My theory is that Apple knows parts of the review system have slowed down, but instead of letting the slowdown affect everyone at once, it may be spreading that pressure across different developers and submissions over time. This comes from reports I have seen from many developers where the delay does not seem connected to the size of the update. It can be the same app with a small bug fix: one submission is reviewed quickly, the next one sits for days, and the one after that moves fast again.

That pattern makes it feel less like a permanent backlog and more like a rotating pool of affected developers or builds. Most developers still seem to have a normal review experience most of the time, but periodically, some get pulled into a slower manual lane. The frustrating part is that this does not only affect App Store releases. TestFlight review times can also get caught in the same slowdown, which makes it harder to test, fix, and ship quickly.


So Why Are Waiting For Review Times That Long in the App Store Today?
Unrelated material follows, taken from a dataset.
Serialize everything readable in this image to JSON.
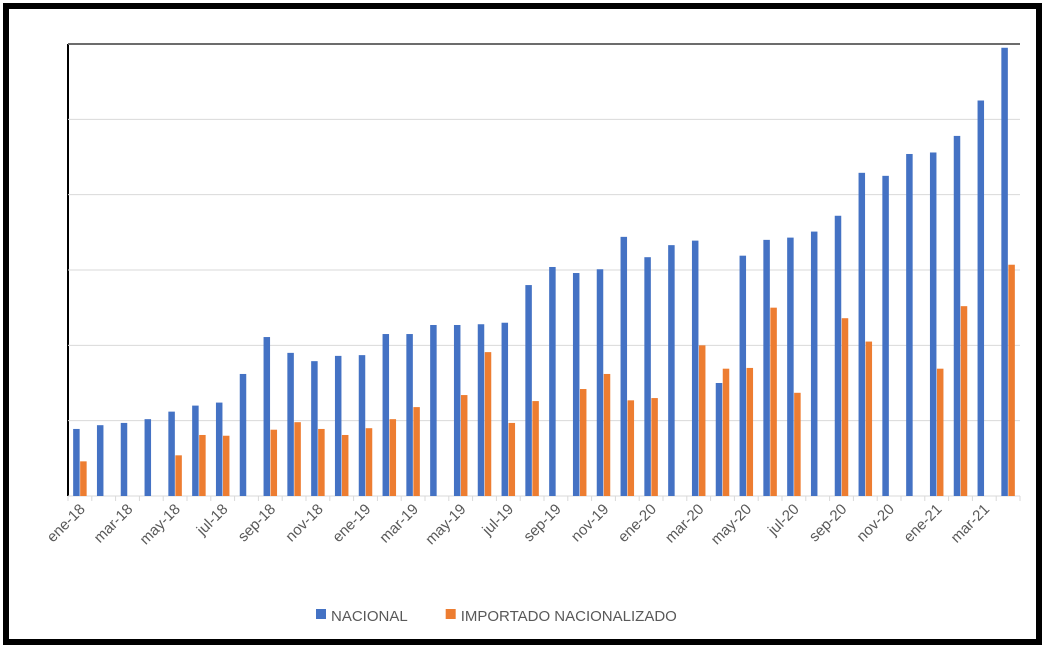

The most realistic answer is that App Store Review has not become slow for everyone. For most developers, it still works the way Apple says it does: submissions move through quickly, often within a day or two. But the experience is no longer as predictable as it used to be (at least what we see from the January 2026). Some developers are now hitting unusually long waits, even for small updates or TestFlight builds, and Apple gives very little visibility into why.

My view is that the App Store review system is under more pressure than before. AI tools have increased the number of apps, updates, clones, and experiments being submitted, while Apple still has to protect the store from spam, scams, privacy issues, and low-quality apps. To keep the average review time low, Apple may be distributing deeper manual reviews across different developers and submissions over time.

That means a long “Waiting for Review” status in 2026 does not always mean your app is broken, risky, or about to be rejected. Sometimes it may simply mean your build landed in the slower part of the system. For developers, the best approach is to plan releases with more buffer, avoid last-minute emergency submissions when possible, and accept that App Store Review has become fast for most submissions, but unpredictable for some.